The transformation of synaptic input into patterns of spike output is a fundamental operation that is determined by the particular complement of ion channels that a neuron expresses. Although it is well established that individual ion channel proteins make stochastic transitions between conducting and non-conducting states, most models of synaptic integration are deterministic, and relatively little is known about the functional consequences of interactions between stochastically gating ion channels. Here, we show that a model of stellate neurons from layer II of the medial entorhinal cortex implemented with either stochastic or deterministically gating ion channels can reproduce the resting membrane properties of stellate neurons, but only the stochastic version of the model can fully account for perithreshold membrane potential fluctuations and clustered patterns of spike output that are recorded from stellate neurons during depolarized states. We demonstrate that the stochastic model implements an example of a general mechanism for patterning of neuronal output through activity-dependent changes in the probability of spike firing.

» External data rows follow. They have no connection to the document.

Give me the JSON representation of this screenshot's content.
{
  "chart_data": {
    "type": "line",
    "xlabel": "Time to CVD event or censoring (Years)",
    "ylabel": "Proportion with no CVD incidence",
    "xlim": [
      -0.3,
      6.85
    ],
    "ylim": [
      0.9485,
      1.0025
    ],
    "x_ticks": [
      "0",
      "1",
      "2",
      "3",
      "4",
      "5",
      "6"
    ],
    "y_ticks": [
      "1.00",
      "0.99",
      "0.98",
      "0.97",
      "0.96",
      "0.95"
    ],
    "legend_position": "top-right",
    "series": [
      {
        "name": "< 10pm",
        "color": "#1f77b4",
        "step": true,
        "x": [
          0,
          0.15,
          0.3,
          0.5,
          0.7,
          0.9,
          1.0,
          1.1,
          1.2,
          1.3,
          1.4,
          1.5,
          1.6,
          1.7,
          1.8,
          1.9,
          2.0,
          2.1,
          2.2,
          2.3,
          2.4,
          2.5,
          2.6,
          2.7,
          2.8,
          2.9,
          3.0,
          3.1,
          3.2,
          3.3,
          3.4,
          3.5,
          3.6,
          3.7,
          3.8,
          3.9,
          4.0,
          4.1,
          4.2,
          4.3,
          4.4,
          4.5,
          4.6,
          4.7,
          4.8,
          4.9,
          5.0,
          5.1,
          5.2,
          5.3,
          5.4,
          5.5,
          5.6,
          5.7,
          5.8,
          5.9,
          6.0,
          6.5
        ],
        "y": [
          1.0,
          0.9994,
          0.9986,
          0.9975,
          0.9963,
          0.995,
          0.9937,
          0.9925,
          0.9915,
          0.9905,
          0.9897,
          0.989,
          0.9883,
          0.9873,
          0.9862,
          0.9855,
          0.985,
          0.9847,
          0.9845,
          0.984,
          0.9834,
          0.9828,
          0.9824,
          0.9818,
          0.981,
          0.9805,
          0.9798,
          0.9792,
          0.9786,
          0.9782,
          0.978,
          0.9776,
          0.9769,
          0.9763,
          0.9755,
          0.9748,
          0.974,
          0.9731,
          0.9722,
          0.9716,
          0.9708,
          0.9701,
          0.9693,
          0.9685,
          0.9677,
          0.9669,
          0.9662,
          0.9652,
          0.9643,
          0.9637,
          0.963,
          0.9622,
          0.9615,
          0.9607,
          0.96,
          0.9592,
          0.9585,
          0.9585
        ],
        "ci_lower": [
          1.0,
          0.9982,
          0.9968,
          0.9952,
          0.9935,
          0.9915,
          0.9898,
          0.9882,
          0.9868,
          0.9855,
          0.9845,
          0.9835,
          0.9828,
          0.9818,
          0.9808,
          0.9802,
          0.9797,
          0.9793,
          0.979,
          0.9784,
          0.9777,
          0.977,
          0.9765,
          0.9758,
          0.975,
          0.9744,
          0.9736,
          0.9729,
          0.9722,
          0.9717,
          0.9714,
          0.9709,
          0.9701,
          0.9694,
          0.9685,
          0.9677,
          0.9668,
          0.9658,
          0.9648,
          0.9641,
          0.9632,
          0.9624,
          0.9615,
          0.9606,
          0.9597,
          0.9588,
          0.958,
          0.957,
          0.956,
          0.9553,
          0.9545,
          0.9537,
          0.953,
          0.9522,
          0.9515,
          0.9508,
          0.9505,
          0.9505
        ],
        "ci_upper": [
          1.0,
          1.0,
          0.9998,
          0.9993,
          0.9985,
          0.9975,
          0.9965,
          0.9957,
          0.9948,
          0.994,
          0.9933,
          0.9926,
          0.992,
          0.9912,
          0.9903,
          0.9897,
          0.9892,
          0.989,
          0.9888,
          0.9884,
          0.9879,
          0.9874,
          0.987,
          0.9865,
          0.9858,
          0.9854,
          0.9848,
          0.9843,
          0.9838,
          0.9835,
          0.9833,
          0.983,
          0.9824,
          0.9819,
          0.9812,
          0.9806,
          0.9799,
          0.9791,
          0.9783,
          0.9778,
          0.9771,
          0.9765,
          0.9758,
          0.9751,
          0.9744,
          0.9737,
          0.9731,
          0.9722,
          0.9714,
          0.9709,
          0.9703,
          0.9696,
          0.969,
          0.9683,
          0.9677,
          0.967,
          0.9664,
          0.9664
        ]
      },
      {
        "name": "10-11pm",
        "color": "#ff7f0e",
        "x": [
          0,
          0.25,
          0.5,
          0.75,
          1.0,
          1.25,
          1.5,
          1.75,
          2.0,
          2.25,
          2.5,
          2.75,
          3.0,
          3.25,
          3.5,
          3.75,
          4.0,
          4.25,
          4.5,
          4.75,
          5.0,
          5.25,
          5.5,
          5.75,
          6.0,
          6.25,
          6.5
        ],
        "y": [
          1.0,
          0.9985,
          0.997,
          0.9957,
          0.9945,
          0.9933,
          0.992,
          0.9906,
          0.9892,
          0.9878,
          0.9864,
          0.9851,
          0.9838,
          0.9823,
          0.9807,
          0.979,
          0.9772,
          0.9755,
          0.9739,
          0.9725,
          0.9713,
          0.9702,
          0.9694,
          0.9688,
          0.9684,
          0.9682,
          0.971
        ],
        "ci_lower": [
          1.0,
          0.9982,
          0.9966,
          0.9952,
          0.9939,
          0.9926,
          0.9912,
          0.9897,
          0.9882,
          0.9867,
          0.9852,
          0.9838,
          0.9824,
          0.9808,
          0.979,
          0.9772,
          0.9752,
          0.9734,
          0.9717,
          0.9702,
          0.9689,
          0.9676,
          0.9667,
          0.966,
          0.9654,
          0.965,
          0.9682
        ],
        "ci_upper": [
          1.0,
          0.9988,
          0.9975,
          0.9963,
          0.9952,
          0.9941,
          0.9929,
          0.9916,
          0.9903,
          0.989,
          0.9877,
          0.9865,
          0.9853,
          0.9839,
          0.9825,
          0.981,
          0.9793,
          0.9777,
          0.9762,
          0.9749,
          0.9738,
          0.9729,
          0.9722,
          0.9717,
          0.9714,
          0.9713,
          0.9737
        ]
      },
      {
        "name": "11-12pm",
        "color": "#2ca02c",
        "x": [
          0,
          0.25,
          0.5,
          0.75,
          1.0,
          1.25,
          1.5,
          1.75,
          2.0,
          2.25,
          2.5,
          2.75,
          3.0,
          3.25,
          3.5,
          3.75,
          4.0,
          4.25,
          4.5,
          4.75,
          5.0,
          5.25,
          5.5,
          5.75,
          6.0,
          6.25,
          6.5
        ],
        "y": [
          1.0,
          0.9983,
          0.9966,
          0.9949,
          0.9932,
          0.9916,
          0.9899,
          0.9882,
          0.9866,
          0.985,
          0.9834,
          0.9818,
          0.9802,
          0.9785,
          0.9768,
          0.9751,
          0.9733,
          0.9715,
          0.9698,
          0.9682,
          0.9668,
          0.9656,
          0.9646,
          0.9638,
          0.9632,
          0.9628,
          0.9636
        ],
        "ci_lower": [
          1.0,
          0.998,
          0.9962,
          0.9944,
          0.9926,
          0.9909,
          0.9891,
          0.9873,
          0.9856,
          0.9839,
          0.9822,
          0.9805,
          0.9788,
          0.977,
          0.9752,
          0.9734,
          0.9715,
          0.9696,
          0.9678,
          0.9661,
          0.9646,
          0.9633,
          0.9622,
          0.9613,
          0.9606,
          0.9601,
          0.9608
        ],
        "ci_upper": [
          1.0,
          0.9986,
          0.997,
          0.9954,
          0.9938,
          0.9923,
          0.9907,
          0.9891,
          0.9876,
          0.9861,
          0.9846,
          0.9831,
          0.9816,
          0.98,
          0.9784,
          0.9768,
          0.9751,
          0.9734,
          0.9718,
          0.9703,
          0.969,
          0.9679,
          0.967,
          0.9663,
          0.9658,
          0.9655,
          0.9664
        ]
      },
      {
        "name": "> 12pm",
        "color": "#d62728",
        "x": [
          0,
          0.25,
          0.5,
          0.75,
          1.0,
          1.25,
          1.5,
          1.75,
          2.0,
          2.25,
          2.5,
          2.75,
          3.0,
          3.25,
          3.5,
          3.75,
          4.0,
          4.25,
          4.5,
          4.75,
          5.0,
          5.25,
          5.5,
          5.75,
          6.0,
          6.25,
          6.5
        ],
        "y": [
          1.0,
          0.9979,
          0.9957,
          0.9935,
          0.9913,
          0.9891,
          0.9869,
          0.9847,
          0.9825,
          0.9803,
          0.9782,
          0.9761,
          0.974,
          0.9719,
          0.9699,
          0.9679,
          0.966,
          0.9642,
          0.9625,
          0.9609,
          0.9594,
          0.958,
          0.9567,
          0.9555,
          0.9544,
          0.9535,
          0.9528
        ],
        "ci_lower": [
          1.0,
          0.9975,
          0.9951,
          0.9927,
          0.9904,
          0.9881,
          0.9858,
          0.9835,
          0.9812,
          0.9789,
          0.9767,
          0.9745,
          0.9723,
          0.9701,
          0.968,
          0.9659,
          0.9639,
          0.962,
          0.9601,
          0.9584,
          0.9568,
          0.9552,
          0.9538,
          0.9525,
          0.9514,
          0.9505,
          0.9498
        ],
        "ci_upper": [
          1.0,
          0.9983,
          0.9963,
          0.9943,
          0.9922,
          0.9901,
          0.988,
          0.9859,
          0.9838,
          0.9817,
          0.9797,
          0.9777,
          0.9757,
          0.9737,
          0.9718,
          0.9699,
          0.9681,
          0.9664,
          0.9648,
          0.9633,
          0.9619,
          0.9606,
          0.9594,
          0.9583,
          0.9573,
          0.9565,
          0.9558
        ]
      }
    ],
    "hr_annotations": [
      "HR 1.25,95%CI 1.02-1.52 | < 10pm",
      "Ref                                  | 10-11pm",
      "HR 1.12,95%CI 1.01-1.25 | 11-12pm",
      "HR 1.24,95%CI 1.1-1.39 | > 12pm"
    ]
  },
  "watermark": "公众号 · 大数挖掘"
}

Unlike deterministic mechanisms that generate spike patterns through slow changes in the state of model parameters, this general stochastic mechanism does not require retention of information beyond the duration of a single spike and its associated afterhyperpolarization. Instead, clustered patterns of spikes emerge in the stochastic model of stellate neurons as a result of a transient increase in firing probability driven by activation of HCN channels during recovery from the spike afterhyperpolarization. Using this model, we infer conditions in which stochastic ion channel gating may influence firing patterns in vivo and predict consequences of modifications of HCN channel function for in vivo firing patterns.